Sim’s research has had a huge impact on my thinking, especially when it comes to strength training, and we’re excited to finally be sharing her on the MTA podcast!
Stacy T Sims, Ph.D.. , an applied researcher, innovator and entrepreneur in human performance, specifically gender differences in training, nutrition, and environmental conditions. She worked as an exercise physiologist and nutrition scientist at Stanford University from 2007 to 2012, where she specialized in gender differences with environmental and nutritional considerations for recovery and performance, specializing in women’s health and performance.

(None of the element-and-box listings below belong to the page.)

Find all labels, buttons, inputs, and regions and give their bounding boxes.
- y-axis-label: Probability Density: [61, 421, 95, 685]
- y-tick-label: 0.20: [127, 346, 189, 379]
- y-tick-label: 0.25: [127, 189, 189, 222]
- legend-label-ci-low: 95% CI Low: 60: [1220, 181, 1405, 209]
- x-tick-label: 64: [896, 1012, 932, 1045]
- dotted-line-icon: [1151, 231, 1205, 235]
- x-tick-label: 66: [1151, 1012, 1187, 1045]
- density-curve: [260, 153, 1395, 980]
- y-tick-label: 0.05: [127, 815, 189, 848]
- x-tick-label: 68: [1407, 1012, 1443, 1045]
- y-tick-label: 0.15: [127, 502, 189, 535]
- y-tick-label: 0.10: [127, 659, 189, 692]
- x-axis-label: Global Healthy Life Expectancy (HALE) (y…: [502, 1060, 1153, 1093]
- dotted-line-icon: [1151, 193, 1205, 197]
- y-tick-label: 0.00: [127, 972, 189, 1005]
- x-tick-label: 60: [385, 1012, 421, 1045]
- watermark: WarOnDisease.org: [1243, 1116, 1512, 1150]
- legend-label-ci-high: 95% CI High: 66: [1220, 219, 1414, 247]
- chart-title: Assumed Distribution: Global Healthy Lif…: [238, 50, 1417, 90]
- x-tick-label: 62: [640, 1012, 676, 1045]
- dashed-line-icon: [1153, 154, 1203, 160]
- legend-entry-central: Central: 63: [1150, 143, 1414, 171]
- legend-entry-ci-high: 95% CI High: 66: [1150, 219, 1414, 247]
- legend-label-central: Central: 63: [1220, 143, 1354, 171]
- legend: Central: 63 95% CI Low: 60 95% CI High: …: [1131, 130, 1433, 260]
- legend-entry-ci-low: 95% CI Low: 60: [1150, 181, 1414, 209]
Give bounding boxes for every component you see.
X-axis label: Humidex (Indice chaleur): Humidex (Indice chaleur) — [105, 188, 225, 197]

Her contributions to the international research environment and the sports nutrition industry have created a new niche in the field of sports nutrition; She has solidified her reputation as an expert on gender differences in training, nutrition and health. She is a research associate at AUT University and resides in New Zealand with her family.
- You have a background in endurance sports. How did you get into the world of triathlon?
- One of the messages you’re trying to get across is that women are not little men. what do you mean by that?
- There is a misconception that the more we train, the more we benefit. What happens to an athlete when there is intense physical activity accompanied by insufficient calories?
- You mentioned that women shouldn’t care about bulking up from strength training, instead they should care about having a little muscle. Can you talk about the importance of muscle mass for a woman?
- For women who still have menstrual cycles, what can we expect when it comes to our training and performance during the various hormonal phases?
- She talks a lot about the importance of protein for women. What are some of the differences in the ways men and women differ in their protein needs?
- What happens when women try to follow a low-carb diet long-term?
- He often asks me if I recommend intermittent fasting for runners. Do men and women usually respond differently?
- It seems that only when women get used to dealing with the menstrual cycle and how it relates to training do we enter the perimenopause phase of life. What are some of the different needs of an athlete going through menopause?
- Are you going to study a course entitled “Men are not great women”? (Trevor question)
Take the Road Summary
Much of the previous research has only looked at a narrow group of college-age male cyclists. The results were applied to all runners, and this often does not give an accurate picture of how we, particularly women, will respond. Fortunately, people like Dr. Sims are doing research on broader demographics that will help future generations of runners be smarter about how they train and fuel.
A woman’s hormonal cycle affects the effect of exercise, nutritional choices, recovery, fuel, and more. Understanding what hormonal phase you are in can give you insight and allow you to work with your body, not against it.
Muscle is one of the greatest natural resources a woman has, especially as we age (and it’s important for men too). If you want to have strong bones, mobility and sustained independence, you need to lift heavy weights on a regular basis.
Food choices such as low-carb fasting and intermittent fasting affect an athletic woman differently, especially when she is in the premenopausal period of life. Women need to get a regular intake of protein throughout the day and should avoid strenuous exercise in a fasting state if they want to keep cortisol (stress hormone) levels low.